Mais, très vite, le spectateur a la désagréable impression que chaque sujet ne sera pas réellement traité, juste survolé : il est alors bien difficile de comprendre où veut réellement en venir le cinéaste
Un autre problème réside dans les scènes clés et l’interprétation de Penelope Cruz. Citons en exemple la séquence où Clara est violentée par son mari, devant les enfants. Peu aidé sur ce coup par ses interprètes, Crialese rate ce qui apparait comme l’un des climax du film. Penelope Cruz semble surjouer à ce moment-là, comme d’ailleurs, à plusieurs reprises. Ce qui est étonnant de la part d’une actrice remarquable et bien plus inspirée (et sans doute mieux dirigée) chez Pedro Almodóvar. Plus tard dans le récit, à l’inverse, elle semble manifester un déficit d’incarnation dans une autre séquence, dans laquelle, devant les femmes de la belle-famille, elle laisse libre cours à sa « folie », aspergeant toute l’assistance avec le tuyau d’arrosage de la piscine. A ce moment précis, elle ne parvient pas à faire vivre à l’écran cette fantaisie, ni à susciter une quelconque émotion, ce qui est un vrai souci lorsqu’une actrice de ce niveau est censée apporter une plus-value au long métrage.

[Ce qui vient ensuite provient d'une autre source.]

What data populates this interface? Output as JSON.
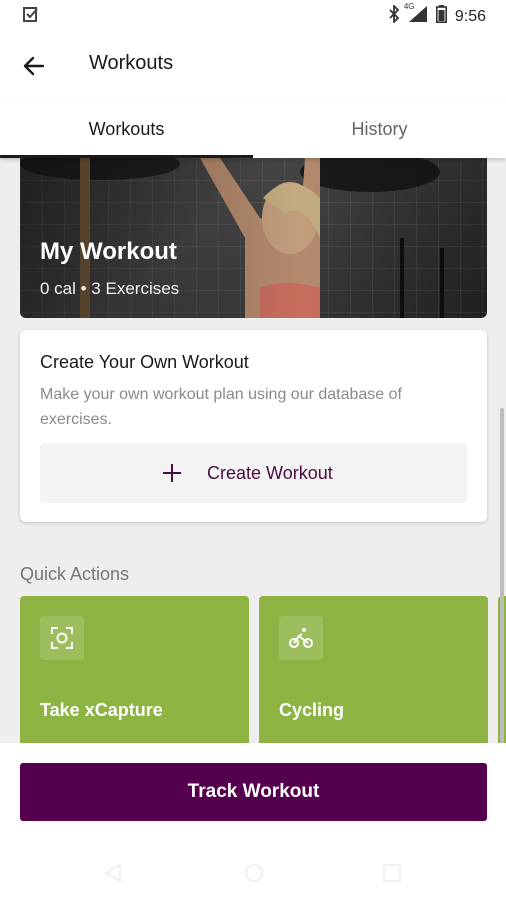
{
  "status_bar": {
    "time": "9:56",
    "network_label": "4G",
    "icons": [
      "checkbox-app-icon",
      "bluetooth-icon",
      "signal-icon",
      "battery-icon"
    ]
  },
  "app_bar": {
    "title": "Workouts",
    "back_icon": "arrow-left-icon"
  },
  "tabs": [
    {
      "label": "Workouts",
      "active": true
    },
    {
      "label": "History",
      "active": false
    }
  ],
  "hero": {
    "title": "My Workout",
    "subtitle": "0 cal • 3 Exercises"
  },
  "create_card": {
    "title": "Create Your Own Workout",
    "description": "Make your own workout plan using our database of exercises.",
    "button_label": "Create Workout",
    "button_icon": "plus-icon"
  },
  "quick_actions": {
    "title": "Quick Actions",
    "items": [
      {
        "label": "Take xCapture",
        "icon": "capture-icon"
      },
      {
        "label": "Cycling",
        "icon": "bicycle-icon"
      }
    ]
  },
  "bottom": {
    "track_button_label": "Track Workout"
  },
  "colors": {
    "primary": "#55004e",
    "quick_action_green": "#8db443",
    "create_label": "#4a0d3f"
  }
}
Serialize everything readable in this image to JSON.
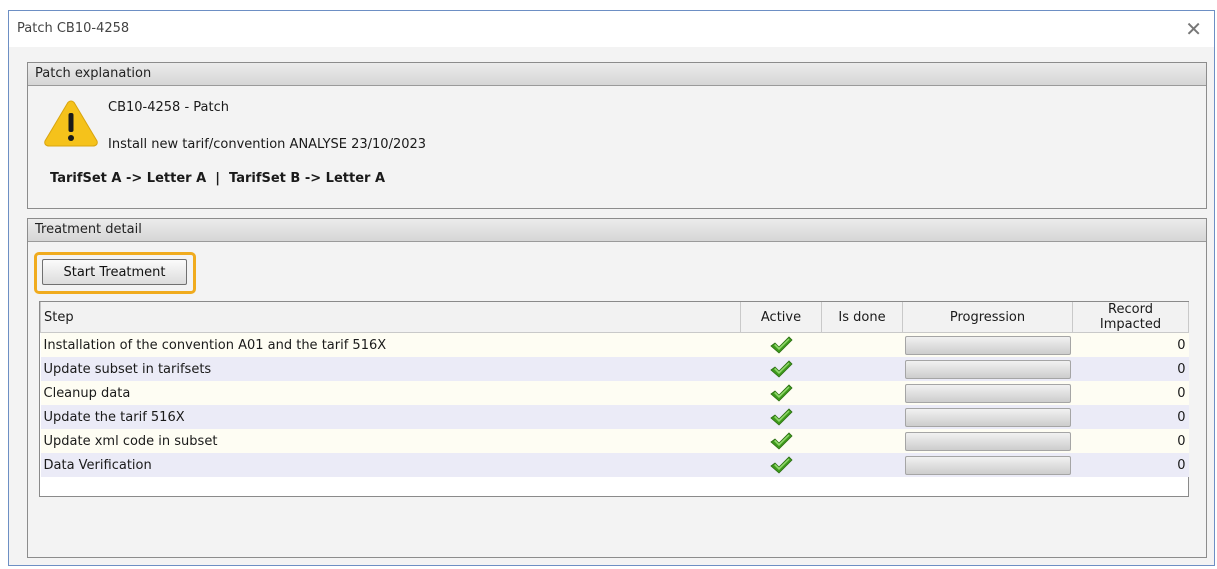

En définitive, cette « immensité » (pour reprendre le titre du film) apparait bien limitée et si l’on ne nie pas le caractère personnel de la démarche, ni sa sincérité (c’est ici clairement une déclaration d’amour à la figure maternelle), on trouve le résultat peu inspiré et bien moins émouvant que ce qu’on était en droit d’attendre.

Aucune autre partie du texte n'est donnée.